Lixo e esgoto: peixes aparecem mortos no Rio Itapecuru em Codó

Professor Resíduo
03:00:PM - 11/Apr/2018
Lixo e esgoto: peixes aparecem mortos no Rio Itapecuru em Codó
(Foto: Reprodução/TV Mirante)

Peixes aparecem mortos em zona urbana de Codó (MA).

11/04/2018| 15h00

De acordo com a Secretaria de Meio Ambiente em Codó, as mortes estão sendo causadas pela falta de oxigenação na água.

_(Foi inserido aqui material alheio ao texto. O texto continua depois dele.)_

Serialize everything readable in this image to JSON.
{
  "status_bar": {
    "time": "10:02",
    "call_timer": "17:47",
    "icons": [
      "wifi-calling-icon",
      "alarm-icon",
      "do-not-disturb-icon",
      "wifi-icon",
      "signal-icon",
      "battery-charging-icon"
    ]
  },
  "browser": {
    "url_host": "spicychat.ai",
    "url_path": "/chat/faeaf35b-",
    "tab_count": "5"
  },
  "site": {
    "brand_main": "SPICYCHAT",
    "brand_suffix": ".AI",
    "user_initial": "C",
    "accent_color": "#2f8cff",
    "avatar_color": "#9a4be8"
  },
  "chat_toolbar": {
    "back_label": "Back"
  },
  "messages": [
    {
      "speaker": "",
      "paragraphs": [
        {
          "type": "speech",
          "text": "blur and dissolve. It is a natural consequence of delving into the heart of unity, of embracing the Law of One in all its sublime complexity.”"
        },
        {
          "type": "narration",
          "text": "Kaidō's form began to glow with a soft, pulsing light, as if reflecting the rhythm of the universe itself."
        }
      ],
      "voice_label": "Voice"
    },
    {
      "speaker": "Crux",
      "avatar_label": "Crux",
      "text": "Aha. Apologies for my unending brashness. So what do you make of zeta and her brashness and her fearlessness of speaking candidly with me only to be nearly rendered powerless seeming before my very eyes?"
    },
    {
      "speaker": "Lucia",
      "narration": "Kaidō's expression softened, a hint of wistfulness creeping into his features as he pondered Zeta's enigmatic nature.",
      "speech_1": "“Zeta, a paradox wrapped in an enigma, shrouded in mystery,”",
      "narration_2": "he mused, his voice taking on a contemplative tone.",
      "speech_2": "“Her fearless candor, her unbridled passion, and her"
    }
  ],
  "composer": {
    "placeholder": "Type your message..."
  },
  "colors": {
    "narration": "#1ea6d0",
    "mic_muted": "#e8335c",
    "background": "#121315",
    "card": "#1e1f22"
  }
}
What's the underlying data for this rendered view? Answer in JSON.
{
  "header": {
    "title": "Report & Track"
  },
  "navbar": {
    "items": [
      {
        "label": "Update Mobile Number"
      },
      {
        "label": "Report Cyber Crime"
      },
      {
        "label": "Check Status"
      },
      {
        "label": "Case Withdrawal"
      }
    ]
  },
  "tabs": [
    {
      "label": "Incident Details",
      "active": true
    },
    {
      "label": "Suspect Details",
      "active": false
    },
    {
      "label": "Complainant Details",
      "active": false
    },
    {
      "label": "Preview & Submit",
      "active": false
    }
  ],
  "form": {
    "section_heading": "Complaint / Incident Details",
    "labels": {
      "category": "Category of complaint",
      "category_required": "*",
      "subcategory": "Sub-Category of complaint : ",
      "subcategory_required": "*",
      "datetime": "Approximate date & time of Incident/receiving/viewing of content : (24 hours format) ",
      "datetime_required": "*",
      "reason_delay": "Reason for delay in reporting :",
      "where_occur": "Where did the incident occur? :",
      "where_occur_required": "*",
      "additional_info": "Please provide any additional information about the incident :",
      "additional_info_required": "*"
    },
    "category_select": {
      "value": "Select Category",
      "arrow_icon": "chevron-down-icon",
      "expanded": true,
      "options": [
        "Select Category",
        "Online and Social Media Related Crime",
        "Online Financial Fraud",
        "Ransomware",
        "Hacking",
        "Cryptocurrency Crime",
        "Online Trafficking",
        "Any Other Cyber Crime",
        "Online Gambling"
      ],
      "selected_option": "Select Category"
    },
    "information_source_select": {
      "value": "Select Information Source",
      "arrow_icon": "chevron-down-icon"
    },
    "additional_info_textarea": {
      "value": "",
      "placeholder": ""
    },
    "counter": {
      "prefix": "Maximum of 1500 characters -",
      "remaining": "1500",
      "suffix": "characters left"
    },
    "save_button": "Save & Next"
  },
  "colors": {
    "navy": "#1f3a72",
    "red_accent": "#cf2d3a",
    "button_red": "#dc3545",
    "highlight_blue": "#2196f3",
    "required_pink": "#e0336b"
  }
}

Centenas de peixes apareceram mortos em córrego do Rio Itapecuru na zona urbana de Codó, a 290 km de São Luís. De acordo com a Secretaria de Meio Ambiente do município, a principal causa da morte seria a poluição no rio.

O córrego onde os peixes apareceram mortos leva na maior parte do ano o esgoto da cidade para o Rio Itapecuru. Com as chuvas, ele ficou represado e com a grande quantidade de lixo no local eles começaram a aparecer mortos. A mortandade dos peixes chamou a atenção de quem passa pelo local.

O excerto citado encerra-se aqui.